Theta Invariants of lens spaces via the BV-BFV formalism

TL;DR

This paper computes the Theta invariant of lens spaces within the quantum BV-BFV formalism, using a distributional propagator and regularization techniques, revealing polarization-dependent differences.

Contribution

It introduces a method to compute the Theta invariant of lens spaces in the BV-BFV framework, including handling distributional propagators and polarization choices.

Findings

Results agree with existing literature for one polarization

Extra terms appear for another polarization

Develops a regularization method for distributional propagators

Abstract

The goal of this paper is to investigate the Theta invariant --- an invariant of framed 3-manifolds associated with the lowest order contribution to the Chern-Simons partition function --- in the context of the quantum BV-BFV formalism.
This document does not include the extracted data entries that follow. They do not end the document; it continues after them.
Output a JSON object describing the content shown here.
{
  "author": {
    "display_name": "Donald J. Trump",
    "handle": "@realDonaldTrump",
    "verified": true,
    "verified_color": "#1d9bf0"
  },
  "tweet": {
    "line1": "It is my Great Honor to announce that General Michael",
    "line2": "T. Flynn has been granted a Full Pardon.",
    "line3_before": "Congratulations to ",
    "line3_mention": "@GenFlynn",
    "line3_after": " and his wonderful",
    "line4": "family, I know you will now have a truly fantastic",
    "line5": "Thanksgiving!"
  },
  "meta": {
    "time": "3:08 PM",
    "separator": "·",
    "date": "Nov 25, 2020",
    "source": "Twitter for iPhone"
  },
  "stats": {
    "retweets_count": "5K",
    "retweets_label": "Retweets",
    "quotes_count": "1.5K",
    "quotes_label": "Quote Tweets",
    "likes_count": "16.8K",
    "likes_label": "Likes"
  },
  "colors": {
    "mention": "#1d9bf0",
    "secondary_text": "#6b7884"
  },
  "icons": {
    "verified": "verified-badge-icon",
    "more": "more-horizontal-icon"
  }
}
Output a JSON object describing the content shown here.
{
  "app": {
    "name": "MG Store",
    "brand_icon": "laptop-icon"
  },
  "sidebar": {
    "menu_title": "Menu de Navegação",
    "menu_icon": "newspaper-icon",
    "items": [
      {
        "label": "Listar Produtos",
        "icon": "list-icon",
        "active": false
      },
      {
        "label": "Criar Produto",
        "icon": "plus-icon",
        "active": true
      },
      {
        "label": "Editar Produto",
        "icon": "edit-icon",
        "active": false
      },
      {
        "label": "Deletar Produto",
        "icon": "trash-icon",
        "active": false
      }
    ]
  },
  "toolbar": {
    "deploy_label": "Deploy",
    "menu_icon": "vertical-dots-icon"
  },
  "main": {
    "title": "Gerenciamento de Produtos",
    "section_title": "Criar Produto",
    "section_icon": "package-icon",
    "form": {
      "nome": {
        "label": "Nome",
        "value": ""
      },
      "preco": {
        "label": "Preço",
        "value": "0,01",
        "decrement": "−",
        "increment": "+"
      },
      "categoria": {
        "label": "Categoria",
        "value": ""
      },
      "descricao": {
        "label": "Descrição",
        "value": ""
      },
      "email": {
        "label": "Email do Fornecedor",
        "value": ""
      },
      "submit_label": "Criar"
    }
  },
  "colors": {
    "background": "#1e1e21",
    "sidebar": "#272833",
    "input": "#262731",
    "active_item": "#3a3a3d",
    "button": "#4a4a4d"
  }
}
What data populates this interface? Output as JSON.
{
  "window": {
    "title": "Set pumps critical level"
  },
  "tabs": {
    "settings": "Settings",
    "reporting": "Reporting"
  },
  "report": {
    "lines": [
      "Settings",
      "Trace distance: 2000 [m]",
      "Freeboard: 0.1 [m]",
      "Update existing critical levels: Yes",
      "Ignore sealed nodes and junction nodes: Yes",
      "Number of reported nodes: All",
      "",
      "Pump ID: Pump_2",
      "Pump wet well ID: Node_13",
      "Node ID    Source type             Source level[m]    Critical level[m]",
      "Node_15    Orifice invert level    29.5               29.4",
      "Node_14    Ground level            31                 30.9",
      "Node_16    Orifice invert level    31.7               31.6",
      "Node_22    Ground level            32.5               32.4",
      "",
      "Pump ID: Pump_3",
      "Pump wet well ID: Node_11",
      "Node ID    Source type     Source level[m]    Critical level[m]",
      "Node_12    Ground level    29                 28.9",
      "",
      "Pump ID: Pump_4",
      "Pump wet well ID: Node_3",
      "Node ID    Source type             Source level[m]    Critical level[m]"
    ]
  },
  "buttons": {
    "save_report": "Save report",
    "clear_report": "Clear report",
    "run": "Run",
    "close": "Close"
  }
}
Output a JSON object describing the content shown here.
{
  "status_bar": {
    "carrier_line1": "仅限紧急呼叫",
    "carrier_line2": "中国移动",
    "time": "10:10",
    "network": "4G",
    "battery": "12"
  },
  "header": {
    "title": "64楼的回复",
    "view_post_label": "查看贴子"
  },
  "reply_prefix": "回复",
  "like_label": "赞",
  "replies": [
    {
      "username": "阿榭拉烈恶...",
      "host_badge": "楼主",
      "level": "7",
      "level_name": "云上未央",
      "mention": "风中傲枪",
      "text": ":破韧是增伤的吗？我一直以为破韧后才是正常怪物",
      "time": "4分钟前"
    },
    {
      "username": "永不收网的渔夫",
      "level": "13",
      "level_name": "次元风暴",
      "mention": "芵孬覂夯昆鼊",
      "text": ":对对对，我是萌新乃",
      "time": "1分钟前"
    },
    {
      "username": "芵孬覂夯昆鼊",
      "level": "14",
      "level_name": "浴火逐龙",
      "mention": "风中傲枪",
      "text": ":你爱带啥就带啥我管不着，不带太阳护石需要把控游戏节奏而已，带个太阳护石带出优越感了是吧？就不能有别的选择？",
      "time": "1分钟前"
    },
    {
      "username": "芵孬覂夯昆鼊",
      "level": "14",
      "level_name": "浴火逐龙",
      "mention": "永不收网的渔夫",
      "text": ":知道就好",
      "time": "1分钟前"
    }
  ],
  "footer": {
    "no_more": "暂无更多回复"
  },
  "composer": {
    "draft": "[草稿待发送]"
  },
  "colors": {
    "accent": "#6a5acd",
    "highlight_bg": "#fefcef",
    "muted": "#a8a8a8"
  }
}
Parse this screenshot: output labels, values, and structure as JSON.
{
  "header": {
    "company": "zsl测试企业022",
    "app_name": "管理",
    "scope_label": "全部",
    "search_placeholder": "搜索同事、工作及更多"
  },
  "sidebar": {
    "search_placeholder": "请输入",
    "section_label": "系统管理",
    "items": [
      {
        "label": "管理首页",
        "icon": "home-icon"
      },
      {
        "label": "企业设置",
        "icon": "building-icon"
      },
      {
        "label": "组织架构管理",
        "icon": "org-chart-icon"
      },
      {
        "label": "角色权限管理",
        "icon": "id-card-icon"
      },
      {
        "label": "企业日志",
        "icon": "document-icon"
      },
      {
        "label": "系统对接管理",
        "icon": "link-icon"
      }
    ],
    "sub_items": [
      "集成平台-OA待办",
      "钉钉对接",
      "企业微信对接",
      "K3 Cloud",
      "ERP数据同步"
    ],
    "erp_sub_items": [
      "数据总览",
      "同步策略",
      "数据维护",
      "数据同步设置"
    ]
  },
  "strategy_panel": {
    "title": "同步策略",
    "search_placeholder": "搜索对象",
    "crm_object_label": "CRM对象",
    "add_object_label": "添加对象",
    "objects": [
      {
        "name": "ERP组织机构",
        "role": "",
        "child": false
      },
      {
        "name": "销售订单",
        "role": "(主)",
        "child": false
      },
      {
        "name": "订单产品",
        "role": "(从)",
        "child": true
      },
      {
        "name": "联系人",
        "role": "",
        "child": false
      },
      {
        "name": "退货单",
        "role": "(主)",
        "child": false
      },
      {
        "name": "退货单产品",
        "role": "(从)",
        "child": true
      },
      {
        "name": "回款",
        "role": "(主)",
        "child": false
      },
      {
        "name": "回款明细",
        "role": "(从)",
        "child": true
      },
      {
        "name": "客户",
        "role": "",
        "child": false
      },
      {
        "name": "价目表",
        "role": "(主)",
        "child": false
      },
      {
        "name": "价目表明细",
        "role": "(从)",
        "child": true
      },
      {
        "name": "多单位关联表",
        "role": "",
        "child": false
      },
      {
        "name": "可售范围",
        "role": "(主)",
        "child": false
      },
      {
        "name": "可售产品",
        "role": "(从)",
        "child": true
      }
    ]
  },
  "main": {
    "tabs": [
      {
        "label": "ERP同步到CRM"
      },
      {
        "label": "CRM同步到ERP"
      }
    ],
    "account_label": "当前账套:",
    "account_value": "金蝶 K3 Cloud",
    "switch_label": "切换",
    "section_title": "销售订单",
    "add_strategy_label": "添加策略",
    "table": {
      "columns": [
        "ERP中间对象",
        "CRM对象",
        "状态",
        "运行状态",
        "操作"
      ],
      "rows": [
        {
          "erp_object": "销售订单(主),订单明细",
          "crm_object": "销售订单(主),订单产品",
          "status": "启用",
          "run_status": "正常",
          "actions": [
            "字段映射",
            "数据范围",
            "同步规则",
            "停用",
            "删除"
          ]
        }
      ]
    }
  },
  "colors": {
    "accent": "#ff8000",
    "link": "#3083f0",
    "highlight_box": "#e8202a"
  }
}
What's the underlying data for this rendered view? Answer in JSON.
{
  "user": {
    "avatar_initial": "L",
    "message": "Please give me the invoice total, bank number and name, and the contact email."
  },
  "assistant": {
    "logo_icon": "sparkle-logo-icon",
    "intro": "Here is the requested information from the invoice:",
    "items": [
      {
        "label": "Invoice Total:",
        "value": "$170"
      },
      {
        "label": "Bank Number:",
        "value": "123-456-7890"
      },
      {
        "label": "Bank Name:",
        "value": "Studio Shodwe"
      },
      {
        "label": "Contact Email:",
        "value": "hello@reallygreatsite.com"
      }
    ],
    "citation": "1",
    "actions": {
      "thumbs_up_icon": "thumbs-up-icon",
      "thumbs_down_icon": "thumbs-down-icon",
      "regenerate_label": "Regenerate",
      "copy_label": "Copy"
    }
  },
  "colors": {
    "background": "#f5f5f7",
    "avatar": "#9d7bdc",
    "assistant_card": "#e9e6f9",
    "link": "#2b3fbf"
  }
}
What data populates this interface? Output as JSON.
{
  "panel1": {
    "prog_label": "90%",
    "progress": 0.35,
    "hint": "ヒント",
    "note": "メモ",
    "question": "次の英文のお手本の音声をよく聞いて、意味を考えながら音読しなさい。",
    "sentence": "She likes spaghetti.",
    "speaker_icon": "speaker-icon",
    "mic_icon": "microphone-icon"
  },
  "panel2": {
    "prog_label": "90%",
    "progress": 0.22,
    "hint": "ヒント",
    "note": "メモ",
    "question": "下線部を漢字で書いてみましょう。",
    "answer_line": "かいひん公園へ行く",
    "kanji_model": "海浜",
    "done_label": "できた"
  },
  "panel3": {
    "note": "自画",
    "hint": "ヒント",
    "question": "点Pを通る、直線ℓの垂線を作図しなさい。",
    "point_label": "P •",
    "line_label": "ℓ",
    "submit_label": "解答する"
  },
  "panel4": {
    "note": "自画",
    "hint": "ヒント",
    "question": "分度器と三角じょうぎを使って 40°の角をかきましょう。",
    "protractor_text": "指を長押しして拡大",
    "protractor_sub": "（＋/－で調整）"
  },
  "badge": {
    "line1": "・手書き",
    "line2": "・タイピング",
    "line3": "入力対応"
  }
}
Namely, we compute the state on the solid torus to low degree in $\hbar$, and apply the gluing procedure to compute the Theta invariant of lens spaces. We use a distributional propagator which does not extend to a compactified configuration space, so to compute loop diagrams we have to define a regularization of the product of the distributional propagators, which is done in an \emph{ad hoc} fashion. Also, a polarization has to be chosen for the quantization process. Our results agree with results in the literature for one type of polarization, but for another type of polarization there are extra terms.